“It is a way of inviting people of many faith traditions to pray, meditate or maybe just relax in whatever way satisfies their heart. Our Labyrinth is a gift from us to the whole community.” – Rev. Steve Capitelli

Burlington resident Bentley Kingan was chosen as the artist for the design of the church’s new labyrinth. Kingan consulted well-known labyrinth designer Robert Ferre to ensure that every detail was authentic. The pathway and other details were created using stencils and a spray-on splatter texture. (photo by John Koski)

By John Koski

Correspondent

A corn maze or child’s puzzle it is not. Although a cursory glance may seem to indicate a similarity, there is nothing confusing or puzzling about the new outdoor labyrinth at St. John in the Wilderness Episcopal Church, Elkhorn.

The goal is not to find a way in our out, according to church member Mary Koss, and there are no dead ends. Rather, it has a clearly defined path that leads to the center and back out again.

“The labyrinth is a tool that gives shape to meditation and prayer,” Koss said, noting that walking a labyrinth is a way to quiet the mind, recover balance in life and reduce stress.

A sign at the entrance to the labyrinth encourages users to take their time and walk in their own way as they move along the pathway.

“The labyrinth allows us to approach God in our own way, in our own time, in whatever way the Spirit moves us,” said Rev. Steve Capitelli, the church’s pastor.

“It is also important for our parish to be able to offer the Labyrinth to the community around us,” Capitelli said. “It is a way of inviting people of many faith traditions to pray, meditate or maybe just relax in whatever way satisfies their heart. Our Labyrinth is a gift from us to the whole community.”

 

Providing full access

“Accessibility was something we talked about a lot,” said parishioner Thomas Koonz, noting that the labyrinth committee wanted to ensure that all community members would be able to benefit from its use.

“The flat, smooth surface enables people with canes or in wheelchairs to experience the labyrinth,” Koss said.

“We also installed a smaller version of the labyrinth on a rock overlooking the main labyrinth,” Koonz said. “So if you are unable to walk it, you can follow it by tracing the route with your finger.
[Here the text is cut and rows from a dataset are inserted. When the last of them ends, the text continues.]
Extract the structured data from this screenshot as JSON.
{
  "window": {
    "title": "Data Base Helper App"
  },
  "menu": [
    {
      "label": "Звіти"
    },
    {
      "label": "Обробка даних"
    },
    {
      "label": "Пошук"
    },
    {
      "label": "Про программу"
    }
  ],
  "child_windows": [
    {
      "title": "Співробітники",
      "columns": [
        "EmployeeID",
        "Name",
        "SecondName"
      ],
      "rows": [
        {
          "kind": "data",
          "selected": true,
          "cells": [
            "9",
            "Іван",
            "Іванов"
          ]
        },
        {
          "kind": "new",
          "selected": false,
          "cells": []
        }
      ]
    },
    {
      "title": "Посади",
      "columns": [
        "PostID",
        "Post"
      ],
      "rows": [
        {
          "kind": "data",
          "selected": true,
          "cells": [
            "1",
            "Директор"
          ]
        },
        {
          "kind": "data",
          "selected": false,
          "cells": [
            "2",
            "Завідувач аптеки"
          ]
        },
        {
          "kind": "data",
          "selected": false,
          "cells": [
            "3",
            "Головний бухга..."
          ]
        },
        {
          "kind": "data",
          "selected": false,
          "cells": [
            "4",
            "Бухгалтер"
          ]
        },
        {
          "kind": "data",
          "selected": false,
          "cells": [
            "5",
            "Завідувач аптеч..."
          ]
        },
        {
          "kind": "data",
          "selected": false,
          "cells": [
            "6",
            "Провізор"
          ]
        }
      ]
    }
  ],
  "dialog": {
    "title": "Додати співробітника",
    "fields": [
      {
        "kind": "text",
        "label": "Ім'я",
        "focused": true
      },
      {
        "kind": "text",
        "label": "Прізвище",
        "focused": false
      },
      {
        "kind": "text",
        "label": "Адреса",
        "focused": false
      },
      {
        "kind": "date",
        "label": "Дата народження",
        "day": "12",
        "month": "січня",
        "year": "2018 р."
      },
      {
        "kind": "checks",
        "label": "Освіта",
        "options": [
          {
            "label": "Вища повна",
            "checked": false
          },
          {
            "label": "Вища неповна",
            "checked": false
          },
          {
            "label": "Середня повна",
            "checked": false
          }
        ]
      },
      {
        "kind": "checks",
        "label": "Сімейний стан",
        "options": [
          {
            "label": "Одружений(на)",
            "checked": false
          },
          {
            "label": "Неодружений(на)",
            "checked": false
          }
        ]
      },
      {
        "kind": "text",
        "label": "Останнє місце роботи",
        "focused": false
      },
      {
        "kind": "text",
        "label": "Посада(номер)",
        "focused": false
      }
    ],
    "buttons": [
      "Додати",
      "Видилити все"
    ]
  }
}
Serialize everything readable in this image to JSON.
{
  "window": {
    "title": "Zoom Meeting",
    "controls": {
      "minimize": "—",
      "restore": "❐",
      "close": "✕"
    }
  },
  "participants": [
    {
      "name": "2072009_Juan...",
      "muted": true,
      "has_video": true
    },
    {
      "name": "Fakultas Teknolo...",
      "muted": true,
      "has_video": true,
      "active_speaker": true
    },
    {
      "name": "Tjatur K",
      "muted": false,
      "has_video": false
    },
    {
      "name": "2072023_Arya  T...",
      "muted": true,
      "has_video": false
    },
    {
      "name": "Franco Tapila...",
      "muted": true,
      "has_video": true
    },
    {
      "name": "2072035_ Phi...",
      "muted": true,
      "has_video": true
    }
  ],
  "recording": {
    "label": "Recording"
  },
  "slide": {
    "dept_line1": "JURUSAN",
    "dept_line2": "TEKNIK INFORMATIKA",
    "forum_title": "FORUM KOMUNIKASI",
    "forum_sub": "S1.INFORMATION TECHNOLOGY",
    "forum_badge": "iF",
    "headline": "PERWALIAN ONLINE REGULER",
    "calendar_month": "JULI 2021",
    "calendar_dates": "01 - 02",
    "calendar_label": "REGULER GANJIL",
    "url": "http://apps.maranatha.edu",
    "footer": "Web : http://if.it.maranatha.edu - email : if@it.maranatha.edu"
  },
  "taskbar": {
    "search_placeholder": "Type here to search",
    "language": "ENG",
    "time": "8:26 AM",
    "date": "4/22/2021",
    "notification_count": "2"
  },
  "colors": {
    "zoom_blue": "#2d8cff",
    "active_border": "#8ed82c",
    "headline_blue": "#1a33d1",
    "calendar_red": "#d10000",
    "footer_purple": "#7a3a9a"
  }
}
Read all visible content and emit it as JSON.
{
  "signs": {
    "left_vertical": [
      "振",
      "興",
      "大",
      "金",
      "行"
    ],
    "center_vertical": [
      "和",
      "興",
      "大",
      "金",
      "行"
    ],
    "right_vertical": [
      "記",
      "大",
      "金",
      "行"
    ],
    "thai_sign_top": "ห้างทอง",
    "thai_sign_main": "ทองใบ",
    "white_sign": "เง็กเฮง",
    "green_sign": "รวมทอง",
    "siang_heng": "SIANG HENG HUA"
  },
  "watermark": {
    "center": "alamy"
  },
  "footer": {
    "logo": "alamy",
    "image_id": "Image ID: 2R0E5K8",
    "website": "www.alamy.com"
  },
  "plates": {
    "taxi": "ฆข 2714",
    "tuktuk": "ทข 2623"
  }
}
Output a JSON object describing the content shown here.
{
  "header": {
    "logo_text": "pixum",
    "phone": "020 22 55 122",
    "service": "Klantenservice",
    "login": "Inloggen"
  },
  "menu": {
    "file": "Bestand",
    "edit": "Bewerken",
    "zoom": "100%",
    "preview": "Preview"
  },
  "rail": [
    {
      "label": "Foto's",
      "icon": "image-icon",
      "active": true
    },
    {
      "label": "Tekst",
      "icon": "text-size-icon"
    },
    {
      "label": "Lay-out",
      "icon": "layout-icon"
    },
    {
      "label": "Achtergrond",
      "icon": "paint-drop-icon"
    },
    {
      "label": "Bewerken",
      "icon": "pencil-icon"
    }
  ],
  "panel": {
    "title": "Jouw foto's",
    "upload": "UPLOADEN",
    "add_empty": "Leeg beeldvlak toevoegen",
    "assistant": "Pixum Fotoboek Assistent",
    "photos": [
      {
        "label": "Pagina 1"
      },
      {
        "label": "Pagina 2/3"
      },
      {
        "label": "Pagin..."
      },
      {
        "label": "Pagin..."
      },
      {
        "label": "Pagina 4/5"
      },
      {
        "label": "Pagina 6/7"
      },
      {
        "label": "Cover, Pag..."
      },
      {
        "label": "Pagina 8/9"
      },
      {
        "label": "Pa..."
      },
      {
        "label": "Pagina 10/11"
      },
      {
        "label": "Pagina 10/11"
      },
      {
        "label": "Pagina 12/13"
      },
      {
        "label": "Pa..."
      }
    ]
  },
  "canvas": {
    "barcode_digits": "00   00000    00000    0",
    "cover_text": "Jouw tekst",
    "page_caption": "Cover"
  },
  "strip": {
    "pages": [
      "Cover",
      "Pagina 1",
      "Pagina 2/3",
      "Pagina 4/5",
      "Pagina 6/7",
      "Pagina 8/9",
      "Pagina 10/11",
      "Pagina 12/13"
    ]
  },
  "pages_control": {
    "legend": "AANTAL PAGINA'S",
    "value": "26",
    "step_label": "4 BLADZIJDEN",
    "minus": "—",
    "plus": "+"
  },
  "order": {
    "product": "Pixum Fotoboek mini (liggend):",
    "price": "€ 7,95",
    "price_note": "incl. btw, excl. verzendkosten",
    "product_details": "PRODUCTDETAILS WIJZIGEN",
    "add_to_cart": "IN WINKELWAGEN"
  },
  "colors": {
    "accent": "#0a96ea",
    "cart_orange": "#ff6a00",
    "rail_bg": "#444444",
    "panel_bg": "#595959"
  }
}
You can actually walk it with your fingers.”

The current labyrinth is the third one that St. John’s parishioners have built on the site on the northeast corner of S. Church St. and W. Geneva St. The labyrinth is immediately adjacent to the church.

“We completed our first labyrinth about 10 years ago,” said Koonz. “It started out as a pathway that was surrounded by tiny plants. It was attractive, but then the plants started growing and before long you could hardly walk the path. It was a good idea, but there just weren’t enough of us to maintain it.”

The second labyrinth consisted of two-tone gravel, Koss said, which also was difficult to maintain.

St. John in the Wilderness Episcopal Church at 13 S. Church St. is the oldest church to be established in Walworth County dating back to 1841.

The current labyrinth began as a project at a church development program Koonz and Koss attended.

“Our initial thoughts were to enrich the existing labyrinth or possibly replace it,” Koss said. “I don’t know that we even dreamed that it would look like this.”

“A circular concrete slab was poured for the labyrinth in early spring,” Koss said, “and the project wasn’t completed until the end of September.”

For most of spring and summer it was a plain concrete slab with no markings, she said. As a result, a number of people who are not members of the church thought St. John’s had done away with the labyrinth.

“Several people came up to us and said, ‘What did you do?’ and ‘Why did you do this?’ We had no idea that there were so many people using it. We are hoping that continues to grow.”

Bentley Kingan of Burlington was chosen as the artist for the project. Kingan consulted well-known labyrinth designer Robert Ferre to ensure that every detail was authentic. For example, the St. John’s labyrinth has 114 lunations (marks along the edge of the labyrinth originally thought to form a lunar calendar) that needed to be precisely spaced.

“The labyrinth pathway and lunations were created by using stencils and a sprayed-on splatter texture,” Kingan said. “The texture is two-tone tan that complements the color of the church’s brick walls. The biggest challenge we faced was all of the details. A lot of effort went into creating the labyrinth.”

“Our other two labyrinths were done with good intentions,” Koonz said, “but they were never quite right. When we first talked about this labyrinth it was not what I envisioned at all. It is much grander than we thought. This is gorgeous.”